On Monday morning in London, yellow metal lost some value amid rising inflationary concerns among global investors.
On Monday, the benchmark 10-year Treasury yield soared to 1.5904%. Meanwhile, the greenback, which usually moves in the opposite direction to gold, increased on Monday.
At the beginning of the week, the price settled below $1,770 an ounce, maintaining its stability below that price bracket, indicating that we may see further declines in the upcoming sessions, hoping to reach $1,735 an ounce, is the likely next target.
On an intraday basis, we will continue to suggest a bearish trend, noting that a breach of $1,770 and holding above it may lead to the price testing near $1,800 an ounce before attempting further declines.
As inflation risks mount, Bank of England Governor Andrew Bailey said on Sunday that the central bank is preparing an interest-rate hike as tapering in key markets is set to take place, weighing on gold prices.

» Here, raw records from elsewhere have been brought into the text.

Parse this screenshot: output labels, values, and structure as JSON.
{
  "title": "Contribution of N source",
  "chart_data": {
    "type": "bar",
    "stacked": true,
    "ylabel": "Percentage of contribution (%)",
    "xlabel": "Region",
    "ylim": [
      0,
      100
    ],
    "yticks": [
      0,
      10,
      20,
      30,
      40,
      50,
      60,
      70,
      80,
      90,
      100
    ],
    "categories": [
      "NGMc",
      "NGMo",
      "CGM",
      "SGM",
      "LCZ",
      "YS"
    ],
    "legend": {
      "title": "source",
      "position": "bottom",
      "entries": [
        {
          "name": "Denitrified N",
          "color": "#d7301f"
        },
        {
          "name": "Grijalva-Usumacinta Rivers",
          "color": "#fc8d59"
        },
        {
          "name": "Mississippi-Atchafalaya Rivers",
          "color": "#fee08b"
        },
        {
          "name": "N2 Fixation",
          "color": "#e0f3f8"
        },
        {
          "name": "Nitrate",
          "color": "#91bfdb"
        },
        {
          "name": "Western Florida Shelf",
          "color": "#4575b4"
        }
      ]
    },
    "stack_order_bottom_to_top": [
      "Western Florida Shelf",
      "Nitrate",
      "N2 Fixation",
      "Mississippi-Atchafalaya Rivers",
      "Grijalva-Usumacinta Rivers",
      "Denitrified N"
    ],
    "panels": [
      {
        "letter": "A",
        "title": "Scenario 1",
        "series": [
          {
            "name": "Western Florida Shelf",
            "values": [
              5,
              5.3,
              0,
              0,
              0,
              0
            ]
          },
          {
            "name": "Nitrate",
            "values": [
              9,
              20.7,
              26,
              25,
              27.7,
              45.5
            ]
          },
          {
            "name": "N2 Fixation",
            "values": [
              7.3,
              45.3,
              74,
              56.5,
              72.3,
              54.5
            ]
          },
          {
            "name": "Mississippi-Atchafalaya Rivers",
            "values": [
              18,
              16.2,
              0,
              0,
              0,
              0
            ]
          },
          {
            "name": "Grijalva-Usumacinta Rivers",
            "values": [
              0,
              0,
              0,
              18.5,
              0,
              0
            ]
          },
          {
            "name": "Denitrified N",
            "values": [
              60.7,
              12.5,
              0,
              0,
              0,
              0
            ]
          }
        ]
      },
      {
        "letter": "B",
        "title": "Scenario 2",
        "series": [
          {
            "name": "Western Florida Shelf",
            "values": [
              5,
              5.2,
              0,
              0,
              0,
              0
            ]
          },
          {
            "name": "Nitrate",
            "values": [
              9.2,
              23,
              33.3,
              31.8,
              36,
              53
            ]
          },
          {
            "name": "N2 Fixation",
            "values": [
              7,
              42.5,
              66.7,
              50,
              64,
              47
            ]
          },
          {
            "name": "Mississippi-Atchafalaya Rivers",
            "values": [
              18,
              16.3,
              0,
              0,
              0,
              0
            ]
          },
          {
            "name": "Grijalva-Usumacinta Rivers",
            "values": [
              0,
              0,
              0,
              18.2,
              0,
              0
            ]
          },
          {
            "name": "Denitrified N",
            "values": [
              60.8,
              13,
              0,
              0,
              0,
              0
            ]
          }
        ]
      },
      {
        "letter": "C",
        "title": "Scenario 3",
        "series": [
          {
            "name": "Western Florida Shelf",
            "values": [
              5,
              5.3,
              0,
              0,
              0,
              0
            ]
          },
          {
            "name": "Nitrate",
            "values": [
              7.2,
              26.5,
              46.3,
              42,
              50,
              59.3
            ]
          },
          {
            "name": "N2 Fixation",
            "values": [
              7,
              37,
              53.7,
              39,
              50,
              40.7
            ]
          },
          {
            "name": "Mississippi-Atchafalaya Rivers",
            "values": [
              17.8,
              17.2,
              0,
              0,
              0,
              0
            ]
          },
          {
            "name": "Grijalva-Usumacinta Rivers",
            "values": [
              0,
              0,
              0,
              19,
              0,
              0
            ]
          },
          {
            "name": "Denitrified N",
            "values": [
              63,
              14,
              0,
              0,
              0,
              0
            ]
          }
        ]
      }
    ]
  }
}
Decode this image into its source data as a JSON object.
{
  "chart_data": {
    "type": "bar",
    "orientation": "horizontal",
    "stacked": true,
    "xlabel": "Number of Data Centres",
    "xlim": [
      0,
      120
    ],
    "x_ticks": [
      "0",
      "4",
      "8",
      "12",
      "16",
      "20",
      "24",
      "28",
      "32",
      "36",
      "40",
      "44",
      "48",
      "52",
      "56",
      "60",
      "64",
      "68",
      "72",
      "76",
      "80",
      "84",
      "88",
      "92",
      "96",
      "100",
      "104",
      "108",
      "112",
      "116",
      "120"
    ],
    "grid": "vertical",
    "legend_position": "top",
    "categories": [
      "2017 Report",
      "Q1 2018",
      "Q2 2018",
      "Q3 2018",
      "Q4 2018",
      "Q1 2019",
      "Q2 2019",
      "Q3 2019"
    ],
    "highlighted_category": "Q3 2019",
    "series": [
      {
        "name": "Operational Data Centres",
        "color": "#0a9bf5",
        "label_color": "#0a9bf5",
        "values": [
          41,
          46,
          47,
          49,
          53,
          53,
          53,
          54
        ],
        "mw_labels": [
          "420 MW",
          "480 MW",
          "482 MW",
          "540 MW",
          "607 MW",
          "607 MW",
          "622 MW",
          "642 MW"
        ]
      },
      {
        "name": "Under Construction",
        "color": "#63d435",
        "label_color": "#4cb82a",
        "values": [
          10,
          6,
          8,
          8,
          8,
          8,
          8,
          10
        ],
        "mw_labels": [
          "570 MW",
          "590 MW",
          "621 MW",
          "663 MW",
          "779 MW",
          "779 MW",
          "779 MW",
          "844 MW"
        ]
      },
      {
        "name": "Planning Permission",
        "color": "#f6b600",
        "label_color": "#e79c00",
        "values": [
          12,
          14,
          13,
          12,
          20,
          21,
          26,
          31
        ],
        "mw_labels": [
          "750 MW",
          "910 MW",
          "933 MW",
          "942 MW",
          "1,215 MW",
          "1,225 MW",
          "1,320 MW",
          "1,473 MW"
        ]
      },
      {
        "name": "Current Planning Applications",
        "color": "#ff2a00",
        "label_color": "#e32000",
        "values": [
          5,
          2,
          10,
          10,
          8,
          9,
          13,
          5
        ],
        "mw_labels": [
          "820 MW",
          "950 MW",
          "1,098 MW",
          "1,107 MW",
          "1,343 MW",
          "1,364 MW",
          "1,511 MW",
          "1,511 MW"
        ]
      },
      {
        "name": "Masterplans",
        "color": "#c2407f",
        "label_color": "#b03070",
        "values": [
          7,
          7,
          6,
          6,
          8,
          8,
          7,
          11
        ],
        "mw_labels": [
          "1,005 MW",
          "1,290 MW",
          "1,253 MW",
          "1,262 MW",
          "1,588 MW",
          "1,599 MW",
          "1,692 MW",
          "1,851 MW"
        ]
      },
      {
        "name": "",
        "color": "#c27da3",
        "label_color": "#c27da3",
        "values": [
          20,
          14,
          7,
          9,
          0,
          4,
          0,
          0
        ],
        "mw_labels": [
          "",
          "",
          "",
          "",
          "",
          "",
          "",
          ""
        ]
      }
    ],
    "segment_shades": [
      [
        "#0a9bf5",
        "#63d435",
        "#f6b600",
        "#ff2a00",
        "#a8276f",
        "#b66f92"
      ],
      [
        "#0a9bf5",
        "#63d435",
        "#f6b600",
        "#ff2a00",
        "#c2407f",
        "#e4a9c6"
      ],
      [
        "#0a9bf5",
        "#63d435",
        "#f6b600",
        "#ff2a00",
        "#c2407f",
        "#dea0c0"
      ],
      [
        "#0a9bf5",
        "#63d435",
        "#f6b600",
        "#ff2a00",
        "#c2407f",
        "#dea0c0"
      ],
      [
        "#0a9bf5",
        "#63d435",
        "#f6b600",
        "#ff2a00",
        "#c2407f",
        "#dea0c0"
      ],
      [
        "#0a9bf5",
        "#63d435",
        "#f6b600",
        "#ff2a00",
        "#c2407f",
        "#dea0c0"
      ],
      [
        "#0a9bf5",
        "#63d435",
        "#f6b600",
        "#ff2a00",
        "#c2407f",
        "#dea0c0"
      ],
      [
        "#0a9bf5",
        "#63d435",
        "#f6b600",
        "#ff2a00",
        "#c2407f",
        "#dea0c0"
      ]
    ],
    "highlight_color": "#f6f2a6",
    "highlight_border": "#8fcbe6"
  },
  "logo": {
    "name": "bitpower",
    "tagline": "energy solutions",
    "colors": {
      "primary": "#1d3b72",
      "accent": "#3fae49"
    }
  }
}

Metal traders are blinking cautiously after a report showed China’s GDP grew at a slower-than-expected 0.2% quarter-on-quarter and 4.9% year-on-year in the third quarter of 2021.
Despite pockets of COVID19-related restrictions, consumer spending held steady, and auto sales declined for the fourth consecutive month.
However, gold bugs face headwinds as retail sales in the world’s second-largest economy increased 4.4% year-over-year in September and the unemployment rate remained at 4.9%, according to September’s data.
The prospects that the US Federal Reserve will announce the end of quantitative easing within the next few months are reducing the appeal of precious metals. Gold prices remain on the defensive as central banks expect gradual normalization of their monetary policies.